Archaeology is, as every student has learned, ‘the study of the human past through the material traces of it that have survived’ (Bahn 2000: 2). In this chapter I draw a contrast between this definition and another: archaeology is an engagement with ‘old’ things (ta archaia) and their connections with an aim to understand the past and its relevance to life. My aim in so doing is to tease out some differences between these two definitions in terms of how we situate both the past and things. With the former definition, the past, as an image of what was, is often regarded as starting point for archaeological endeavour. With the latter, the past is an achievement realized through kinetic engagements with ‘old’ things (and new) and the memories that they hold.
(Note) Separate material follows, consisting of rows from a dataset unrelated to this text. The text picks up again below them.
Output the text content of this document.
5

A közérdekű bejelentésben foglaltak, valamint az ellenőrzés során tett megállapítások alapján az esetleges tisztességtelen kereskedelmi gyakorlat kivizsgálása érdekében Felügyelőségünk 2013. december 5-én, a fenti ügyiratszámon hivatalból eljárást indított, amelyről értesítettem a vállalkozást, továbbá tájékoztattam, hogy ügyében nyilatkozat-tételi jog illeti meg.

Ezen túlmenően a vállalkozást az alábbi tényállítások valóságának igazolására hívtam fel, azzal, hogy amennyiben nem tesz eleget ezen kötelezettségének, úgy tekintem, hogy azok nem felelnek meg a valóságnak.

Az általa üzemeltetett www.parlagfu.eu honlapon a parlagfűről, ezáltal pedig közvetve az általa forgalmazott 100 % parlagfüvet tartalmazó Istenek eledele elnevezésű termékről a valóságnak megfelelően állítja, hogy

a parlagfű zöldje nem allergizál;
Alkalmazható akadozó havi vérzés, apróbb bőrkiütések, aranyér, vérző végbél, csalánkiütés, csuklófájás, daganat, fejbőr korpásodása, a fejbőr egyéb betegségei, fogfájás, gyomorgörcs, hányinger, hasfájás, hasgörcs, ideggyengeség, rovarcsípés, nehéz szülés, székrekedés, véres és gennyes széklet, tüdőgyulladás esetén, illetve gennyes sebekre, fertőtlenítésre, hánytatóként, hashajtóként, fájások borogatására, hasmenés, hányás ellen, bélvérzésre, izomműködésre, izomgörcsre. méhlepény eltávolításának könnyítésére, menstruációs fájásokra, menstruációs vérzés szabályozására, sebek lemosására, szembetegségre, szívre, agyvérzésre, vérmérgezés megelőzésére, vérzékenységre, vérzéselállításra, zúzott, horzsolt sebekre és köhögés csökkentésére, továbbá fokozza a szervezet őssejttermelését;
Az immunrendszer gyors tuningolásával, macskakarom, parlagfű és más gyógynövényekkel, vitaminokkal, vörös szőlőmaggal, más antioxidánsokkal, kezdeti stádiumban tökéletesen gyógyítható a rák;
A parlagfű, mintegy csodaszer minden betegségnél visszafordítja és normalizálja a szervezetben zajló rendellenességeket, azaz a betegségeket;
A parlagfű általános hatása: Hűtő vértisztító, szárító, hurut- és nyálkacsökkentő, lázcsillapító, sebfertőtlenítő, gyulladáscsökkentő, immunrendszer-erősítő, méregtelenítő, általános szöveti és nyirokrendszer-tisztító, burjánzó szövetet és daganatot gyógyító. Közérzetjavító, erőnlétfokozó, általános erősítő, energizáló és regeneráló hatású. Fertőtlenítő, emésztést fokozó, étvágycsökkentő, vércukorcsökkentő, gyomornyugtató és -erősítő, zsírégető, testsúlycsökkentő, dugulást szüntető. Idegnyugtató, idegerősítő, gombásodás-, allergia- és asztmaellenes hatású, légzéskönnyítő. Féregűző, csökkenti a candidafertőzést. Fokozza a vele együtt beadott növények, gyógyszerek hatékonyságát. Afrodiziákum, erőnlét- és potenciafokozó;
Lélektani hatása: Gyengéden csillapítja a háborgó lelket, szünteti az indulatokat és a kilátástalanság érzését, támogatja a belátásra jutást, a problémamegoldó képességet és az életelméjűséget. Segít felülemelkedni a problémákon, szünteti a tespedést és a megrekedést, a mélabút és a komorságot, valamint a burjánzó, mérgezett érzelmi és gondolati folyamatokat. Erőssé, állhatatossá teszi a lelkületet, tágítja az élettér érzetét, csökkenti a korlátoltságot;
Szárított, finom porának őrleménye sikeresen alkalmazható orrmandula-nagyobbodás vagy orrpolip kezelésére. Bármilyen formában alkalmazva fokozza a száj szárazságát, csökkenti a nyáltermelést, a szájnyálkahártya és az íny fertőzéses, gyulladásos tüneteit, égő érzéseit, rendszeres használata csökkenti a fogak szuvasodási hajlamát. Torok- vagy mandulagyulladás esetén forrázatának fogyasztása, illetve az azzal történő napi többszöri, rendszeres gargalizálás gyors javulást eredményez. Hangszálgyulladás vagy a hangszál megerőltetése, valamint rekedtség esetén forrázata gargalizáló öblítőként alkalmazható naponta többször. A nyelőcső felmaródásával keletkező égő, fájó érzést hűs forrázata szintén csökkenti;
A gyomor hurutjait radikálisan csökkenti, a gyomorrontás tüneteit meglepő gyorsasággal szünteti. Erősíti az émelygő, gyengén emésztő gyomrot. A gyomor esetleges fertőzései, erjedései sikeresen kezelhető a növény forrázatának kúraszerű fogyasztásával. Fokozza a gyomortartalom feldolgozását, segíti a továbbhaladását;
With the former, things, be they rock-cut voids, stone walls or last week’s rubbish, are treated as intermediaries, that is, they are important insofar as they provide a means to reach something else; to reach the past-that-was. With the latter, one begins with ‘old’ things, in their midst (in medias res), and the past-that-was is situated as an outcome of a long series of transformations. Indeed, regarding the past as starting point for archaeological endeavour in what we say we do has often led to a situation where it is either assumed to exist apart from the conditions of its own production, or it is taken, erroneously, to be largely encapsulated by these conditions. However, to recognize how the past is co-extensive with the practices that produce it is not to reduce the past to those practices, for things as ta archaia – remnants, vestiges, ruins, residues, etc. – play a role in this production (Olsen et al. 2012).